Atualmente, o sistema atende quase 1 milhão de usuários em todo o Estado. Conforme argumenta o governo, o IPE possui uma dívida estrutural, formada pelo atraso nos prazos normais de pagamento. Ademais, há um déficit mensal recorrente porque as despesas superam as receitas. Em 2022, este déficit mensal ficou em cerca de R$ 36 milhões e o passivo atual junto aos prestadores (contas que excedem o prazo contratual de 60 dias) soma cerca de R$ 250 milhões.

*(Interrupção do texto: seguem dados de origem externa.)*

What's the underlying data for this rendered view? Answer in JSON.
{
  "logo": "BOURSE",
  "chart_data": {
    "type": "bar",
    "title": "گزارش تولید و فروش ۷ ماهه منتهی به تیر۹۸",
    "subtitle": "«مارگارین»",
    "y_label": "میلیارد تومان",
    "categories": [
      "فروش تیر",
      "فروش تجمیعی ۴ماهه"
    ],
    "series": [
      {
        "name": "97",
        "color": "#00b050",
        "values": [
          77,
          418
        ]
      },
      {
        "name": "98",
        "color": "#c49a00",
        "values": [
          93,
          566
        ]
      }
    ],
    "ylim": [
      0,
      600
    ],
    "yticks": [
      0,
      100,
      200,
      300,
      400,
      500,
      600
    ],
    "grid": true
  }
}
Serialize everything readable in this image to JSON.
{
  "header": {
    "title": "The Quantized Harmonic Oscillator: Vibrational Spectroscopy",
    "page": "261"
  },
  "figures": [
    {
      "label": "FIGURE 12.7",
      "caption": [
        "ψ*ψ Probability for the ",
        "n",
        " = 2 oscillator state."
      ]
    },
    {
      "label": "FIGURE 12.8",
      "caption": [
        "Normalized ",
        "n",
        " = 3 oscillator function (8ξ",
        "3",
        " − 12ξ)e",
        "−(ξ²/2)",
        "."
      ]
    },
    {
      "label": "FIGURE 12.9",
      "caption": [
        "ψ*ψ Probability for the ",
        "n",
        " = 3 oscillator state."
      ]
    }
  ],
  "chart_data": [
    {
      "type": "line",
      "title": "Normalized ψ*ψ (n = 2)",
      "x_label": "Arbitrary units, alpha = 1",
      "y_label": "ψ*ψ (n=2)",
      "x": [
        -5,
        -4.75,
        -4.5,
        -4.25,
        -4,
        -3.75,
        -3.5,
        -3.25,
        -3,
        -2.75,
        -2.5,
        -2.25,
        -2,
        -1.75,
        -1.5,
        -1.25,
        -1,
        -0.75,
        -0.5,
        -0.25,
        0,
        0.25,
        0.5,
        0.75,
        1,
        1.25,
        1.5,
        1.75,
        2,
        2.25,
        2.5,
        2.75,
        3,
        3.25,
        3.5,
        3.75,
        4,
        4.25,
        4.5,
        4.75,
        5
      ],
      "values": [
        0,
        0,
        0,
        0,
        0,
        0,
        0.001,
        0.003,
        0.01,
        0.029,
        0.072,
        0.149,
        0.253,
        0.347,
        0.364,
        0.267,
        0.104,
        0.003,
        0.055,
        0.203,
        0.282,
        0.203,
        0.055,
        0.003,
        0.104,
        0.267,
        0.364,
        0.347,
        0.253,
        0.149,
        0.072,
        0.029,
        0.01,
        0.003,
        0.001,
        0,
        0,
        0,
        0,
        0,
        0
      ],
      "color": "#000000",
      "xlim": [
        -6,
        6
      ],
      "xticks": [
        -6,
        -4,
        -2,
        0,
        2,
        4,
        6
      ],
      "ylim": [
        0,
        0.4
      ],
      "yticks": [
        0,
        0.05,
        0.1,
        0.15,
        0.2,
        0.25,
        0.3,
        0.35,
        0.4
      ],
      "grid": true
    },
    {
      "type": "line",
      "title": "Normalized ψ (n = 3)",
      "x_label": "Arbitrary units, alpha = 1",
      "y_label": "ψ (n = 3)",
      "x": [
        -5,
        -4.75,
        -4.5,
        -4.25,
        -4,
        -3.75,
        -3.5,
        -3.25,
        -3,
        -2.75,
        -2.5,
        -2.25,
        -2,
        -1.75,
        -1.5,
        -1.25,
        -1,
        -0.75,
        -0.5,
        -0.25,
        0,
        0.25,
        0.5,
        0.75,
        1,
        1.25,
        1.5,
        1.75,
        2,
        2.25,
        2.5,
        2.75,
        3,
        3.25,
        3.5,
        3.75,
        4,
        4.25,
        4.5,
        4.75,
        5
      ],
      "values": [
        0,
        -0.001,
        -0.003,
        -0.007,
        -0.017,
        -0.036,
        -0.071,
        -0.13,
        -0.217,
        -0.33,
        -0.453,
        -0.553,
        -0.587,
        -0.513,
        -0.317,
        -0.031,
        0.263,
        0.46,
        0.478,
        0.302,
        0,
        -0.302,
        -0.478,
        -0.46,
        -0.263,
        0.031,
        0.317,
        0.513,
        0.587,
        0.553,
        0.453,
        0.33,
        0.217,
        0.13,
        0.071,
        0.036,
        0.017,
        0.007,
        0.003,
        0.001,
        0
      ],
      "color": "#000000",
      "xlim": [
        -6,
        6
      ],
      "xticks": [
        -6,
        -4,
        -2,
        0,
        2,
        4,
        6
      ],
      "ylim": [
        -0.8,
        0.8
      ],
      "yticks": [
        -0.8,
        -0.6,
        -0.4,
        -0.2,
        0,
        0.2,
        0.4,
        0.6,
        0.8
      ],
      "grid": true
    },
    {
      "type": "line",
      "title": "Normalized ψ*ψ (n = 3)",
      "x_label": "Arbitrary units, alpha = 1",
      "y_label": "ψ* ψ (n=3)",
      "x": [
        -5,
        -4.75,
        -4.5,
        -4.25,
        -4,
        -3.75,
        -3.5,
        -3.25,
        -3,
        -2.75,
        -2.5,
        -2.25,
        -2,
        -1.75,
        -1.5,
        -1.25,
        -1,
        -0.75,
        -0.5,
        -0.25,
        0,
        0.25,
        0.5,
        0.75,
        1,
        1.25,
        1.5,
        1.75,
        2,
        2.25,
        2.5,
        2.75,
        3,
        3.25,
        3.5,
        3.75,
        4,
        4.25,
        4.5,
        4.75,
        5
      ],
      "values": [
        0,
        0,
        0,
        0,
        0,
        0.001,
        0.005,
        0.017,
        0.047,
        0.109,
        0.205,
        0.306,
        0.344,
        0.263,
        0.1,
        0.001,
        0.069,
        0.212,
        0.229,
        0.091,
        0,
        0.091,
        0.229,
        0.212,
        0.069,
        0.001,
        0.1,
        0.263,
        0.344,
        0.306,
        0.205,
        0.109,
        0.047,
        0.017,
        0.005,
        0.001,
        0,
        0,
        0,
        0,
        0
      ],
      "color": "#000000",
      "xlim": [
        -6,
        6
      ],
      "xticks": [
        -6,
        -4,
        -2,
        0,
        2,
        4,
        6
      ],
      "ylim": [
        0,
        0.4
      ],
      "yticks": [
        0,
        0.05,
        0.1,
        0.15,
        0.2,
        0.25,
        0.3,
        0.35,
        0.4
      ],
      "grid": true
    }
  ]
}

Dados foram apresentados pelo governador Eduardo Leite – Foto: Maurício Tonetto/Secom

A situação foi exposta pelo governador Eduardo Leite. “Estamos apresentando os dados que irão embasar a proposta para o reequilíbrio do IPE Saúde. O instituto tem mais de 60 anos de história, é resultado de decisões do passado e agora está sendo resgatado”, ressaltou o governador.

Razões históricas

Em sua fala, Leite explicou as razões históricas que vêm causando a fragilidade do IPE Saúde e reforçou a necessidade de reformulação do plano. Entre eles estão:

  • Aumento da expectativa de vida da população gaúcha
  • Mudanças na legislação
  • Aumento dos custos em saúde

Diagnóstico

Com base em exemplos práticos, o governador argumentou que os valores pagos pelos beneficiários do IPE Saúde estão abaixo da média de mercado. O argumento é baseado no fato de que Além da contribuição patronal paga pelo governo, que está em dia, o Tesouro do Estado aportou, apenas em 2022, mais de R$ 700 milhões para cobrir os custos do sistema. Ainda assim, o investimento não foi suficiente para sanar todas as dívidas.

De sua parte, o presidente do IPE Saúde, Bruno Jatene, falou sobre o crescimento do déficit financeiro. “A cada mês que passa e que não se corrige o problema da sustentabilidade financeira o déficit vai aumentando. Há 13 meses, a dívida estava em R$ 650 milhões. Hoje, está em torno de R$ 250 milhões. Só diminuiu porque o Estado aportou recursos”, afirmou Jatene.